Wooden Woody

'Magic in the Moonlight' not so magic

Sentimental attachment to Woody Allen’s movies and disgust with trial-by-Twitter make me want to consider Allen’s new film, Magic in the Moonlight, outside all the controversy over sexual misconduct now surrounding the director. But unfortunately Moonlight is all about a middle-aged man trying to expose a young girl as a liar.

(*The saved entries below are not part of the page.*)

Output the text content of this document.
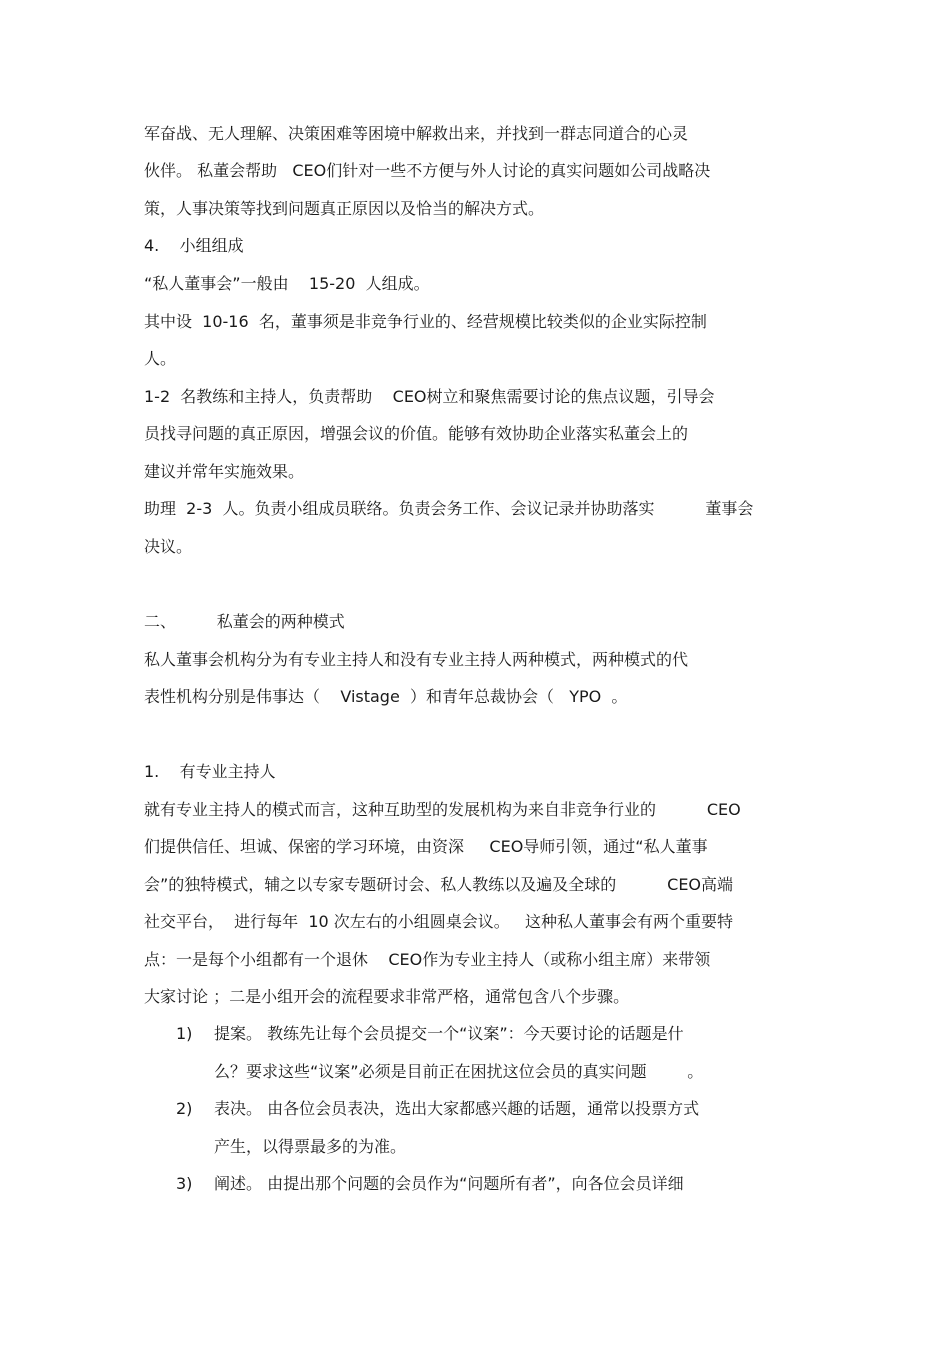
军奋战、无人理解、决策困难等困境中解救出来，并找到一群志同道合的心灵
伙伴。 私董会帮助   CEO们针对一些不方便与外人讨论的真实问题如公司战略决
策，人事决策等找到问题真正原因以及恰当的解决方式。
4.    小组组成
“私人董事会”一般由    15-20  人组成。
其中设  10-16  名，董事须是非竞争行业的、经营规模比较类似的企业实际控制
人。
1-2  名教练和主持人，负责帮助    CEO树立和聚焦需要讨论的焦点议题，引导会
员找寻问题的真正原因，增强会议的价值。能够有效协助企业落实私董会上的
建议并常年实施效果。
助理  2-3  人。负责小组成员联络。负责会务工作、会议记录并协助落实          董事会
决议。
二、        私董会的两种模式
私人董事会机构分为有专业主持人和没有专业主持人两种模式，两种模式的代
表性机构分别是伟事达（    Vistage  ）和青年总裁协会（   YPO  。
1.    有专业主持人
就有专业主持人的模式而言，这种互助型的发展机构为来自非竞争行业的          CEO
们提供信任、坦诚、保密的学习环境，由资深     CEO导师引领，通过“私人董事
会”的独特模式，辅之以专家专题研讨会、私人教练以及遍及全球的          CEO高端
社交平台，  进行每年  10 次左右的小组圆桌会议。   这种私人董事会有两个重要特
点：一是每个小组都有一个退休    CEO作为专业主持人（或称小组主席）来带领
大家讨论 ；二是小组开会的流程要求非常严格，通常包含八个步骤。
1) 提案。 教练先让每个会员提交一个“议案”：今天要讨论的话题是什
么？要求这些“议案”必须是目前正在困扰这位会员的真实问题        。
2) 表决。 由各位会员表决，选出大家都感兴趣的话题，通常以投票方式
产生，以得票最多的为准。
3) 阐述。 由提出那个问题的会员作为“问题所有者”，向各位会员详细
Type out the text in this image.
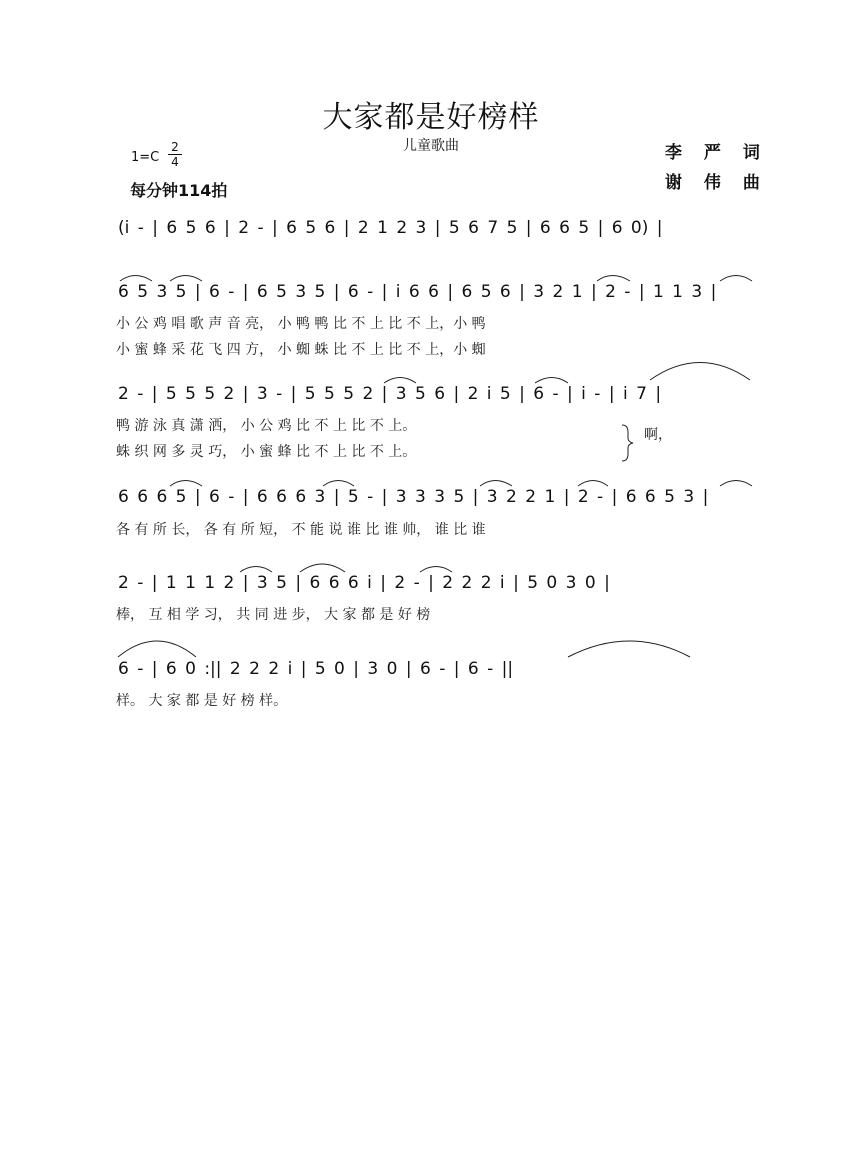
大家都是好榜样
儿童歌曲
1=C
2
4
每分钟114拍
李 严 词
谢 伟 曲
(i - | 6 5 6 | 2 - | 6 5 6 | 2 1 2 3 | 5 6 7 5 | 6 6 5 | 6 0) |
6 5 3 5 | 6 - | 6 5 3 5 | 6 - | i 6 6 | 6 5 6 | 3 2 1 | 2 - | 1 1 3 |
小 公 鸡 唱 歌 声 音 亮， 小 鸭 鸭 比 不 上 比 不 上，小 鸭
小 蜜 蜂 采 花 飞 四 方， 小 蜘 蛛 比 不 上 比 不 上，小 蜘
2 - | 5 5 5 2 | 3 - | 5 5 5 2 | 3 5 6 | 2 i 5 | 6 - | i - | i 7 |
鸭 游 泳 真 潇 洒， 小 公 鸡 比 不 上 比 不 上。
蛛 织 网 多 灵 巧， 小 蜜 蜂 比 不 上 比 不 上。
啊，
6 6 6 5 | 6 - | 6 6 6 3 | 5 - | 3 3 3 5 | 3 2 2 1 | 2 - | 6 6 5 3 |
各 有 所 长， 各 有 所 短， 不 能 说 谁 比 谁 帅， 谁 比 谁
2 - | 1 1 1 2 | 3 5 | 6 6 6 i | 2 - | 2 2 2 i | 5 0 3 0 |
棒， 互 相 学 习， 共 同 进 步， 大 家 都 是 好 榜
6 - | 6 0 :|| 2 2 2 i | 5 0 | 3 0 | 6 - | 6 - ||
样。 大 家 都 是 好 榜 样。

The main character in this stuffy, creaky comedy is a misanthropic British stage magician named Stanley Crawford (Colin Firth). One day an old friend (Simon McBurney) informs Stanley about a female spiritualist preying on a rich family in the Riviera. When the magician arrives to expose the fraud, the spiritualist, Sophie (Emma Stone), turns out to be a large-eyed slip of a girl from Kalamazoo. Moreover, she seems to be legitimate.

The soundtrack flogs a few moldy familiar tunes. Some of them come from Sophie’s boorishly persistent beau, Brice (Hamish Linklater)—very rich, but addicted to bad ukulele playing. It’s surprising how Allen refuses to construct a love triangle sturdy enough not to blow over in the first strong breeze.

Stone has the frame for those Jazz Age sheaths, and she makes you wonder if she couldn’t have done a better job as Daisy Buchanan than Carey Mulligan recently did in The Great Gatsby. Firth and Stone keep this minor comedy from unwatchability. Still, Allen has rarely seemed so distracted. Sophie’s ability to talk to the next world immediately challenges Stanley’s disbelief in God.

No matter the ultimate outcome of Stanley’s crisis, Magic in the Moonlight is the first Allen movie that gives us a big, old-fashioned prayer scene. It’s hard not to be dismayed by Stanley’s agnostic angst with lines like “I believe that the dignity of man is not enough!” In the context of a bum romance, with no quotable jokes, the open religiousness in this movie makes it seem all the more certain that this film won’t have a prayer.

‘Magic in the Moonlight’ is playing in wide release across the North Bay.